F: Das vor zehn Jahren gegründete selbstverwaltete Politik- und Kulturzentrum KTS in Freiburg steht möglicherweise vor der Räumung. Die Deutsche Bahn, die der Stadtverwaltung die Räume für die KTS seit 1998 vermietet, hat der Initiative fristlos gekündigt. Wie verhält sich die SPD, die in Freiburg gemeinsam mit den Grünen regiert, in der Angelegenheit?
Wir haben uns schon 1998 dafür eingesetzt, daß die KTS in das Bahnbetriebsgelände einzieht. Das Zentrum ist eine wichtige kulturelle und soziale Einrichtung in der Stadt. Niemand integriert so viele unterschiedliche Gruppen unter einem Dach. Das zeigt, wie notwendig so ein Zentrum ist.
F: Sind die Argumente zur fristlosen Kündigung für Sie nachvollziehbar? Die Bahn verweist auf Probleme mit parkenden Autos und andere Störungen.
Wir müssen das erst einmal ernst nehmen, da wir nicht genau wissen, was vorgefallen ist. Es scheinen Listen mit Störungen zu kursieren, die wir offiziell nicht kennen und die Leute vom KTS auch nicht. Sicher ist nicht immer alles völlig reibungslos gelaufen. Wir bedauern aber, von den Konflikten erst so spät erfahren zu haben und fragen uns, ob die Bahn auch noch andere Gründe für ihr Vorgehen hat.
F: Der Bahn mußte doch schon 1998 klar gewesen sein, daß es zu Spannungen kommen kann. Schließlich halten sich im KTS manchmal Hunderte Jugendliche auf.
Das ist richtig, aber die Bahn hatte bereits damals ihre Befürchtungen vor Vandalismus geäußert. Allerdings hat die KTS-Initiative auch erklärt, wie schwierig es sei, immer alles unter Kontrolle zu halten.
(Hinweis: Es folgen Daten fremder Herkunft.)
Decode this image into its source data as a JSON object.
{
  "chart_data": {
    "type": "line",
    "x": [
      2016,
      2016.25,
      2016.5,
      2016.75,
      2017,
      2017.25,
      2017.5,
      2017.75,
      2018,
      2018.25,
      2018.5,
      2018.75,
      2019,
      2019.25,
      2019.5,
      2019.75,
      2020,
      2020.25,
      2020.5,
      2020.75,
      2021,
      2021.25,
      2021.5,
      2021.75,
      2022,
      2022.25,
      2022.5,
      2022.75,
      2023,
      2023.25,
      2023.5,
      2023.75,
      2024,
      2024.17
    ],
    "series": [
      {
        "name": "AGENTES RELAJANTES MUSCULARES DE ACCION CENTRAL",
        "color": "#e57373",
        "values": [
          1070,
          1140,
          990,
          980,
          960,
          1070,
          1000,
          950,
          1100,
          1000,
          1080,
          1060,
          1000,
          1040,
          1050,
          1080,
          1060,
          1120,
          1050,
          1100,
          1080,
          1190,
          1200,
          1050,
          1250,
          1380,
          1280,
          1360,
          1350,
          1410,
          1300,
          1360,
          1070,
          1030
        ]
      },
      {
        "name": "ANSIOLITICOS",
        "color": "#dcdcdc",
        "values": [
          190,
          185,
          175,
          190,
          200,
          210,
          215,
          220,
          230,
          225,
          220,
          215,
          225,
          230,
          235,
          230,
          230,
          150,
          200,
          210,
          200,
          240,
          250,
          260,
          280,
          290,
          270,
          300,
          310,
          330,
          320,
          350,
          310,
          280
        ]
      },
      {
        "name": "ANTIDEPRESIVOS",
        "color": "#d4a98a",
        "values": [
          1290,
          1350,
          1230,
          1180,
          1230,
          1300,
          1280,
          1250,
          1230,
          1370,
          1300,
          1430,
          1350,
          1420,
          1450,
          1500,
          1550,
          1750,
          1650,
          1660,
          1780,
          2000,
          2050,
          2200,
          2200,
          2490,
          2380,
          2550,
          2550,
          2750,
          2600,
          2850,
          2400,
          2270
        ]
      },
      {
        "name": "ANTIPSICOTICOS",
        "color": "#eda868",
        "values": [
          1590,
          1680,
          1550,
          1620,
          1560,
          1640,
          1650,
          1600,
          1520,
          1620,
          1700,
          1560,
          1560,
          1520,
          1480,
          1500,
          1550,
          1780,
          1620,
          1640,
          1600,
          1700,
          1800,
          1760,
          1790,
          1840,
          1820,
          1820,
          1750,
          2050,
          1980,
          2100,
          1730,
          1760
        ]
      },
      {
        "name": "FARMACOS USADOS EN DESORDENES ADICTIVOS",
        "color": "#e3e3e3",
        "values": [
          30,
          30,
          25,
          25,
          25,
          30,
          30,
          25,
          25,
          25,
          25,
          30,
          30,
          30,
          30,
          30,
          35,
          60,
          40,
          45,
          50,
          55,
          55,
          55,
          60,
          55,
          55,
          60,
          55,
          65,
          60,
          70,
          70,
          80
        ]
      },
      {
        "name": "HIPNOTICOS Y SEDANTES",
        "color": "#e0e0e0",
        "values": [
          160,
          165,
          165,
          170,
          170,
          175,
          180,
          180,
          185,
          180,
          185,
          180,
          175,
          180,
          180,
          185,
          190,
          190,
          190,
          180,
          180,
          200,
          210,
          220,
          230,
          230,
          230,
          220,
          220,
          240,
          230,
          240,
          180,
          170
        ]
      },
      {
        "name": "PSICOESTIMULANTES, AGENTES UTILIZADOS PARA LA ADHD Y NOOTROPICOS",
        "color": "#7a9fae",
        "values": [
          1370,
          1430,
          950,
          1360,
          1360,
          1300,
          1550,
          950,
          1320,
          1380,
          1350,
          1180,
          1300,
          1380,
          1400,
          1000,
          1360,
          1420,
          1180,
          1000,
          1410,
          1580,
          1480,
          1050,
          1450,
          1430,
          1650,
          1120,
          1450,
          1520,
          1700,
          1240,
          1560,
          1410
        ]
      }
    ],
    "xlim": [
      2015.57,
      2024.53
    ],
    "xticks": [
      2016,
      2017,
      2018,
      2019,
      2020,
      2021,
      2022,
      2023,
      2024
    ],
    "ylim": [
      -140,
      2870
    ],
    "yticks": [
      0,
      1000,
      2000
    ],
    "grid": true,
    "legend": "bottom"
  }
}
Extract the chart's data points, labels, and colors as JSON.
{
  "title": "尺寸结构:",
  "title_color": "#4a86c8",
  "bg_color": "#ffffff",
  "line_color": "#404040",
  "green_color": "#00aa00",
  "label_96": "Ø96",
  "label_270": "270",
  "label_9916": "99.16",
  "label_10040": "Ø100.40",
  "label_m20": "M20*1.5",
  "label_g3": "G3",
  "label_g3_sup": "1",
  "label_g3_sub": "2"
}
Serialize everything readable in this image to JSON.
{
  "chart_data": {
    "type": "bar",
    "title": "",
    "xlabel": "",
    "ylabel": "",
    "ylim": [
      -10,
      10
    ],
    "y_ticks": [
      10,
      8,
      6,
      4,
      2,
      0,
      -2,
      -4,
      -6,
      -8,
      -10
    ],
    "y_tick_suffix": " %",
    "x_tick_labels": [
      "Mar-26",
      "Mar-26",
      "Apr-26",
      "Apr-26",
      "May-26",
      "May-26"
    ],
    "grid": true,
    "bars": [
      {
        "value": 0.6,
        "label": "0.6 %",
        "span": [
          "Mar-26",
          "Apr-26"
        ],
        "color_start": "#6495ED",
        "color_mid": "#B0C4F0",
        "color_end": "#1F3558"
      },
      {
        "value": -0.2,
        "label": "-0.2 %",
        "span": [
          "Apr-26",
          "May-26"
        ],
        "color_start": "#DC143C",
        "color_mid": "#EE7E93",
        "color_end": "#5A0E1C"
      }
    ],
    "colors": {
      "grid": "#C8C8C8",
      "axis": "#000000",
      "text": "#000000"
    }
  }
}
Die Jugendlichen haben sich schon damals sehr verantwortungsbewußt gezeigt, weshalb wir als Gemeinderat und Verwaltung den Weg für die KTS geebnet haben.
F: Wenn über konkrete Störungen nichts bekannt ist, wie ist es dann möglich, daß sich der grüne Oberbürgermeister Dieter Salomon in einem Brief auf die Seite der Bahn schlägt und die Gründe für eine fristlose Kündigung »nachvollziehbar und verständlich« nennt?
Dieser Brief ist mir nicht bekannt.
F: Ein Sprecher der Bahn hat bestätigt, daß die KTS im Vorfeld der Kündigung nicht einmal eine Abmahnung erhalten hat. Warum setzt der Konzern so unvermittelt auf Eskalation?
Durch die angedrohte Räumung wurde die Lage weiter zugespitzt. Die KTS-Initiative zeigt aber mit ihren Veranstaltungen, die derzeit auf den Plätzen der Stadt stattfinden, daß alles friedlich läuft und sie die Sache im Griff hat. Viele hatten Angst, die Situation könnte eskalieren. Angesicht dessen sollte man eine Lösung finden, vielleicht einen zweiten Zugang bauen und die Hauptzufahrt mit einer Schranke schließen.
F: Die KTS hat angesichts ihres zehnjährigen Jubiläums, das in dem Gebäude gefeiert werden soll, ein Ultimatum gestellt und zu einer Großdemonstration am 12. März aufgerufen. Glauben Sie noch an eine einvernehmliche Lösung?
Wir hoffen, daß wir in Gesprächen eine Lösung finden und die Bahn umstimmen können, damit der Mietvertrag verlängert wird.